Now, this might all seem quite overwhelming.  And it is.  How can we, ordinary individuals make that difference, to reflect more deeply on how we relate to others?  How do we do something that, is quite frankly, so difficult?  Well, we start with what we have and what we have been given; we start here.  Once we have acknowledged the intrinsic value of the other, whoever that might be, then we can reflect on what our response might be.

And here is just one more thought.  Even within those most like us, for example those who share our Christian faith, there can still be a hierarchy of empathy that develops.  Consider then these words from Thomas Merton, which were written in the context of segregation in the US, but the sentiment undergirding it is more broadly applicable, and surely causes us to stop and think: If we realize that we are each bound to the other members of the human race in the Mystical Body of Christ, that we must love the human race as a whole, and love all the groups which constitute it, then we can scarcely fail to realize the evil as well as the stupidity of hating any part of the Mystical Body of Christ…. There are persons who feel quite acutely the duty of individual kindness to persons of other races, and yet who seem to be totally unconscious of the injustice of race relations as a whole…who are violently antagonistic to any effort to reform the political, economic, social, and even religious oppression of the coloured race. Would this be possible to anyone who really believed in the doctrine of the Mystical Body?’

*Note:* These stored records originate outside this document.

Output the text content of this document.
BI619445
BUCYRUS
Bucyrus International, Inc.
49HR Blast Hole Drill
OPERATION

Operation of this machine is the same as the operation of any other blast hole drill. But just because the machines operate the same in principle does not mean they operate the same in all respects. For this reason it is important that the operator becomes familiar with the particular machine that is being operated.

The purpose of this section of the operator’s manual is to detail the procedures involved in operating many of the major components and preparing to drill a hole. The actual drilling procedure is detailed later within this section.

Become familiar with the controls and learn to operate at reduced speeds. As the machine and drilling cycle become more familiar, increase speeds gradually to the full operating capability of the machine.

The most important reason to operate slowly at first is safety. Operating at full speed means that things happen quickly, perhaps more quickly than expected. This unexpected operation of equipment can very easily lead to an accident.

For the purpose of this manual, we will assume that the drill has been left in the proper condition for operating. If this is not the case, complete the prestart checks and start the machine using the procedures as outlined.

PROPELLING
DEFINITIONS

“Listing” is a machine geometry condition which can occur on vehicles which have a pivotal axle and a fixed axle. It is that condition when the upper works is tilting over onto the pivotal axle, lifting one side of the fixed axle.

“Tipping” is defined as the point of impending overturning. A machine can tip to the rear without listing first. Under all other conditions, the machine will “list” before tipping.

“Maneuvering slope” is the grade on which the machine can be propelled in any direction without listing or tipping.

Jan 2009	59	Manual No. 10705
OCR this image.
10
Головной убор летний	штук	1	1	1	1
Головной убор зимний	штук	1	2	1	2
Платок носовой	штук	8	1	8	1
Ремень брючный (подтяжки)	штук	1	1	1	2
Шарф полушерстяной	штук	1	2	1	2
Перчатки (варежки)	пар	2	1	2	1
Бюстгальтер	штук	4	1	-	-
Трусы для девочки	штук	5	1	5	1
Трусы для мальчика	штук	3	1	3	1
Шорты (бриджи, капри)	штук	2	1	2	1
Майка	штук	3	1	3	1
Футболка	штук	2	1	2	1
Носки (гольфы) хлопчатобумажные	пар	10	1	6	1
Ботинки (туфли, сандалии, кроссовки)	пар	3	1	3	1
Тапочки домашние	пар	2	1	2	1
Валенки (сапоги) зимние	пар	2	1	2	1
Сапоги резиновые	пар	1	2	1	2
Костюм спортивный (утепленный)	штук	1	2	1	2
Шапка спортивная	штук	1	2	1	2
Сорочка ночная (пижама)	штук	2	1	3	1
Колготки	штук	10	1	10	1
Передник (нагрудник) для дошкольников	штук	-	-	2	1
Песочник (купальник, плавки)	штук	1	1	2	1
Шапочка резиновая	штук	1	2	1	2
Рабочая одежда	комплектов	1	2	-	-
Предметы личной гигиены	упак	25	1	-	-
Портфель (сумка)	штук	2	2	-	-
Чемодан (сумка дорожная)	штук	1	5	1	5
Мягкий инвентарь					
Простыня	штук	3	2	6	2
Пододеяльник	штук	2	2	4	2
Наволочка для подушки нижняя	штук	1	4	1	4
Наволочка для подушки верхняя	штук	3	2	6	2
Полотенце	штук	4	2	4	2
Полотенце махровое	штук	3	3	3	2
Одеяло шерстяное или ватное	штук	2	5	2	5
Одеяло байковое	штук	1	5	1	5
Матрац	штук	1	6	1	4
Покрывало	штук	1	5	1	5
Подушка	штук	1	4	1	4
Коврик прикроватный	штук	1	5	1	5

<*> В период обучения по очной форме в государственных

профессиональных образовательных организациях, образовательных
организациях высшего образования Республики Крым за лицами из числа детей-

Merton’s point is well made.

Now personally, I do not really ‘do’ New Year Resolutions.  But this year, the closest I have come to one is to think more deeply, more prayerfully on how I affirm the God-given identity of others.  I need to take on-board, not just intellectually, but emotionally, the profundity of that truth that we are all made in the image of God. You too will, I have no doubt, make your own response to this call.

As we collectively go forward into this New Year, we have the opportunity to take on board the biblical injunctions we have explored, to listen to the prophetic words of people like Thomas Merton and Francis Schaeffer, and yes even revisit Robert Burns and his calls for brotherhood and a recognition of the value of the other.

With the help of God, Let us do just that.